Algae is buy viagra cheap online going primetime with Shell jumping on as the first major oil company to adopt it for diesel production. Not only does algae solve the problem of using land to produce fuel rather than food, an argument against biofuels, but algae also produces oil that "can be readily be converted to diesel, and can be fed CO2 directly from smokestacks." Lastly, the green guys have such an efficient photosynthesis process that the first plant is slated to it's great! viagra sales uk produce 15 times more oil per area than any other biofuel.

Hopefully we'll see more oil companies diving into new eco-friendly technologies to get us away from traditional fossil fuels.

Via New Scientist Environment

 

"Vortex Implosion Disintegrator" Helps Turn Wood into Ethanol

The Gulf Ethanol Corporation is claiming a "breakthrough" in cellulosic ethanol production. They call it the vortex implosion disintegrator and it sounds extremely impressive. I'm not going to attempt to tell you how it works, because their press release is pretty vague. But it basically takes anything that contains cellulose and, using a "high pressure, high velocity process" with "sudden polarity shifts" and "molecular repulsion," turns anything that contains cellulose into cellulose powder.

Creating cellulose powder is just the first step in producing cellulosic ethanol, but it's an important first step. For example, many people hope to use trees, and agricultural waste, to produce cellulosic ethanol. But though all plants contain lots of cellulose, they contain lots of other stuff as well, and separating the cellulose from the other stuff has become an expensive problem.

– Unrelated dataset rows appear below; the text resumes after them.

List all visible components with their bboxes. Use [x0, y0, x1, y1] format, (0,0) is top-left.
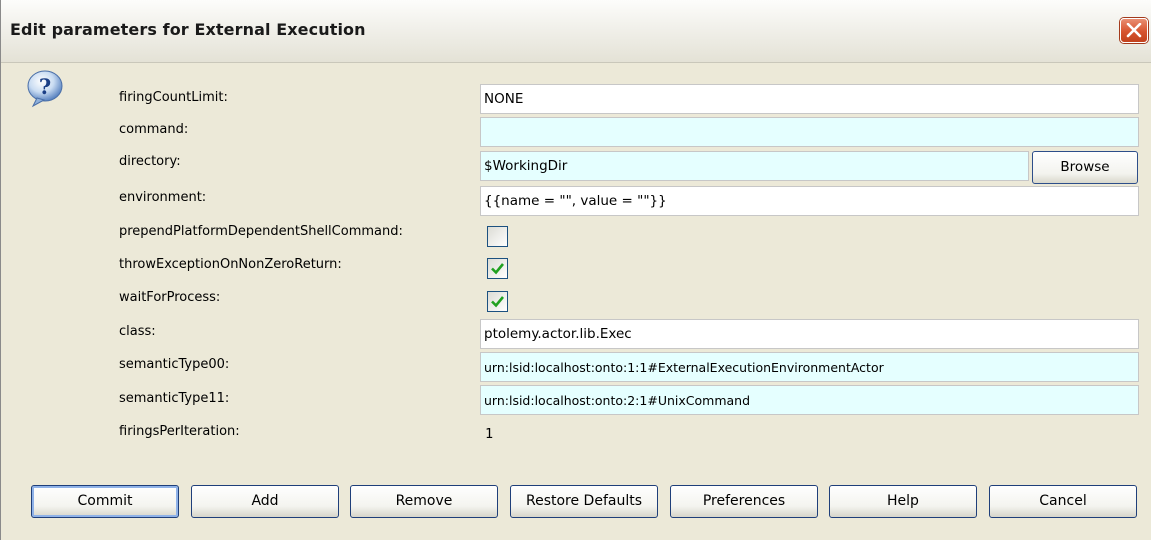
preferences-button[interactable]: Preferences [670, 485, 818, 518]
environment-input[interactable] [480, 186, 1139, 216]
semantic-type-11-input[interactable] [480, 385, 1139, 415]
class-input[interactable] [480, 319, 1139, 349]
add-button[interactable]: Add [191, 485, 339, 518]
label-environment: environment: [119, 190, 207, 205]
title-bar[interactable]: Edit parameters for External Execution [1, 0, 1151, 63]
label-semantic-type-00: semanticType00: [119, 357, 230, 372]
throw-exception-checkbox[interactable] [487, 258, 508, 279]
label-wait-for-process: waitForProcess: [119, 290, 221, 305]
label-class: class: [119, 324, 156, 339]
browse-button[interactable]: Browse [1032, 151, 1138, 184]
firing-count-limit-input[interactable] [480, 84, 1139, 114]
semantic-type-00-input[interactable] [480, 352, 1139, 382]
label-throw-exception: throwExceptionOnNonZeroReturn: [119, 257, 342, 272]
cancel-button[interactable]: Cancel [989, 485, 1137, 518]
label-firing-count-limit: firingCountLimit: [119, 90, 228, 105]
label-directory: directory: [119, 154, 181, 169]
label-firings-per-iteration: firingsPerIteration: [119, 424, 240, 439]
remove-button[interactable]: Remove [350, 485, 498, 518]
dialog-window: Edit parameters for External Execution ?… [0, 0, 1151, 540]
help-button[interactable]: Help [829, 485, 977, 518]
prepend-shell-command-checkbox[interactable] [487, 226, 508, 247]
command-input[interactable] [480, 117, 1139, 147]
close-x-icon [1126, 23, 1142, 38]
label-prepend-shell-command: prependPlatformDependentShellCommand: [119, 224, 403, 239]
restore-defaults-button[interactable]: Restore Defaults [510, 485, 658, 518]
wait-for-process-checkbox[interactable] [487, 291, 508, 312]
window-title: Edit parameters for External Execution [10, 20, 366, 39]
close-button[interactable] [1120, 18, 1148, 43]
label-command: command: [119, 122, 189, 137]
firings-per-iteration-value: 1 [485, 426, 494, 442]
commit-button[interactable]: Commit [31, 485, 179, 518]
label-semantic-type-11: semanticType11: [119, 391, 230, 406]
checkmark-icon [491, 263, 505, 275]
checkmark-icon [491, 296, 505, 308]
directory-input[interactable] [480, 151, 1029, 181]
svg-text:?: ? [39, 74, 51, 99]
question-mark-icon: ? [25, 68, 65, 108]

Depending on the viability (cost) of the technology, this could dramatically lower the price of cellulosic ethanol, and that would be fantastic.

If you're not sure of cheapest cialis the difference between cellulosic ethanol and regular ethanol, the great thing about cellulosic is that it comes from non-food (often waste) plants. So instead of using corn to create fuel, we can use the www.intherooms.com corn stalks...which no one wants anyway.

We'll have to wait and see how this pans out, but it seems like the future is getting brighter for cellulosic ethanol every day.